Betrübt drücke ich ein Kissen vor mein Gesicht und schreie laut hinein. Durch das fluffige Kissen wird die Lautstärke unterdrückt, aber trotzdem bin ich mir sicher, dass man es draußen gehört hat. Genau das ist aber meine Art, um mit Stress umzugehen. Schreien. Einfach alle Gefühle, negativ, positiv, Stress, Wut, sogar Freude, hineinlegen und dann alles was geht hinausschreien. Eve ist das inzwischen gewöhnt und auch für Lu und Till ist es nahezu normal. Falls es aber jemand anderes mitbekommt, könnte er mich möglicherweise für verrückt halten.

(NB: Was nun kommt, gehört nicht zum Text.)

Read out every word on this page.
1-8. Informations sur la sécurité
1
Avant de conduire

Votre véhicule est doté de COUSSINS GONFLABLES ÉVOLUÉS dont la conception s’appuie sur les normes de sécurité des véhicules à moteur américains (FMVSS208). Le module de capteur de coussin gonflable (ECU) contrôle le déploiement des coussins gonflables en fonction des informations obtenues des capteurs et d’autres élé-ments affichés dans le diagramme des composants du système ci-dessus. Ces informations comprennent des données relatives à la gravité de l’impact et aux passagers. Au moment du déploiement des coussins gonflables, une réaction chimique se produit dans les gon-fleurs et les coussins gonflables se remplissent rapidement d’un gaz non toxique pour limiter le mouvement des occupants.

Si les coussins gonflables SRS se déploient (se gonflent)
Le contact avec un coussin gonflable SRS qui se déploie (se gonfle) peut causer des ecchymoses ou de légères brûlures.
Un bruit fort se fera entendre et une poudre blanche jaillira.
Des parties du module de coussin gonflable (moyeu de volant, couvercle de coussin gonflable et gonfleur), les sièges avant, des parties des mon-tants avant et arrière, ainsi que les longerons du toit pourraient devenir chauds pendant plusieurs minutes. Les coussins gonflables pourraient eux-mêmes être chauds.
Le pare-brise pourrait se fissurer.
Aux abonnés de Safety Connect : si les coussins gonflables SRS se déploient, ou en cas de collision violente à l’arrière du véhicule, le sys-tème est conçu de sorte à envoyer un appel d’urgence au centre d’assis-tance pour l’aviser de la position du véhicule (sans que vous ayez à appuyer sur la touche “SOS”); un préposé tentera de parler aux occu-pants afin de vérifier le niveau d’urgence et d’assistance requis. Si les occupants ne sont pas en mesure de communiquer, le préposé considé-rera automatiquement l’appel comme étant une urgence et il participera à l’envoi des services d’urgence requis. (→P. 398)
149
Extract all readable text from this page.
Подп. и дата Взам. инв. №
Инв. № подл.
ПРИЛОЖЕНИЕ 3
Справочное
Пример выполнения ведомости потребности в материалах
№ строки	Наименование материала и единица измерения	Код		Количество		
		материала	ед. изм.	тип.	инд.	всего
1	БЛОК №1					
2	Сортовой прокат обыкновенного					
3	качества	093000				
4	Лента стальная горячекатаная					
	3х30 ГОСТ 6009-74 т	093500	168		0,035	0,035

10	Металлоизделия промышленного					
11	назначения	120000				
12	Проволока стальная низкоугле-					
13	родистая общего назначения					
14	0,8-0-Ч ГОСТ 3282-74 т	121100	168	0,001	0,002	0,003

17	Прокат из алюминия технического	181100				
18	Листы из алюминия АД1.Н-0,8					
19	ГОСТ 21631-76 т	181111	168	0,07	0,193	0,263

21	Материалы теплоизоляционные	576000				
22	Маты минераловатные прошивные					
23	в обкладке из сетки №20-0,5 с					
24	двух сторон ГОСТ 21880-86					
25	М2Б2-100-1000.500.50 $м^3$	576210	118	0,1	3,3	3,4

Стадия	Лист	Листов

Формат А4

Vorsichtig nehme ich das Kissen wieder weg und lege es unter meinen Kopf. Nachdenke fällt einem deutlich leichter, wenn es gemütlich ist.

***

Nach einigen weiteren Minuten, die ich wirklich mit Nachdenken verbracht habe, ist Tobias immer noch nicht wieder zurück. Vielleicht sollte ich doch einmal nach ihm sehen, falls ihm irgendetwas passiert ist. Moment, warum kümmert mich das überhaupt? Ach ja, weil ich nett bin. Selbst zu Leuten, die mich verletzen. Da war ja meine schlechte Eigenschaft. Lu findet sie zwar gut, aber Till ist der Meinung, dass das total naiv ist, wo ich ihm auch zustimmen muss.

Mit einem leichten Ächzen erhebe ich mich und stehe kurzerhand vor dem Zelteingang. Ich schaue hoch und kneife direkt wieder die Augen zu. Warum ist die Sonne so verdammt hell? Drecksplanet.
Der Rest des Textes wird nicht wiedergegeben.